Tuesday, January 19, 2021
* noted as presenting author
Toorjo Ghose, PhD, Associate Professor, University of Pennsylvania, Philadelphia, PA
Alison Neff, DSW, Assistant Professor, West Chester University of Pennsylvania, West Chester, PA
Ginneh Akbar, DSW, Assistant Professor, West Chester University of Pennsylvania, West Chester, PA
Noam Keim, MA, Program Coordinator, University of Pennsylvania, The Center for Carceral Communities, Philadelphia, PA
Background: With 4000 people incarcerated in its jails, Philadelphia has one of the largest incarcerated populations in the world. Results from China and New York indicate that compared to the general population, COVID-19 infection rates are almost seven times higher in jails. Recent research suggests that 60-80% of those incarcerated are already COVID-19 positive, with almost half of them being asymptomatic. Philadelphia’s move to release almost 300 inmates a week, well after incidence had spiked and social service agencies had shut down, created a public health risk for released inmates, and the communities they were released into. This research examines a multilevel and multi-systemic intervention (called GAINS-Plus) implemented at a re-entry agency, to address this public health risk environment. Employing smartphones, Zoom technology, teletherapy, a multi-city policy development protocol, and an ad-hoc partnership between service providers, funders, and academic scholars, the city-wide protocol was a scale-up of an intervention study already being conducted at the agency, allowing the investigators to collect data in real-time. The study is ongoing, and we present our findings in the hope that the study will inform our evolving response to the COVID-19 crisis.

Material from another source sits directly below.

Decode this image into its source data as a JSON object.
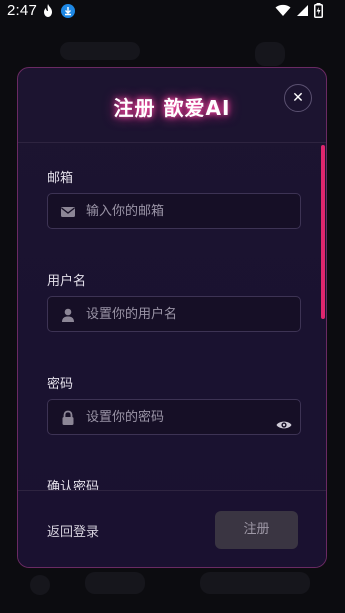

Methods: We utilized a mixed methods approach, collecting qualitative data from service providers (n=15), city officials (n=10), and people released from incarceration (n=30). We supplemented these with field notes from meetings with city officials, jail staff, and service providers (n=17). Finally, we are conducting surveys among released people (n=100, three-monthly, for one year, 15 baseline interviews completed). We utilized a grounded theory approach with sensitizing concepts to code interviews and notes, and are using a random effects longitudinal model to analyze the quantitative data. Concepts from the theory of institutional logics were used to inform sensitizing concepts in the qualitative analysis, and to interpret the results.

Results: Competing logics from the fields of re-entry, city government, the incarceration system, academia, social movements, and distinct city ecologies, catalyzed by the pandemic crisis, destabilized status-quo institutional “myths and rituals”, allowing several innovations to take shape at multiple levels. At the client level, released prisoners were handed out smart phones loaded with Zoom, without any conditions. Participants had the freedom to script their own engagement with services, and with peer collectives that formed online. The innovative platform and form of engagement facilitated large-scale attendance and utilization of services. At the organizational level, agencies set aside onerous eligibility criteria and paperwork, to form a network providing front-line services around housing, food, mental and primary healthcare. At the policy level, the administrations of two cities (Philadelphia and New York), collaborated on the replication of successful housing-first and risk reduction strategies for released inmates that had been implemented in New York.

Implications: Our findings highlight the role of crises in shaping institutional logics, and specifically, in the way the pandemic has forced embedded actors, institutional ideologies, social movements, and city-specific fields to interact to create innovation. The results also create a blueprint for social workers and agencies, for a multi-systemic and multilevel engagement with the pandemic.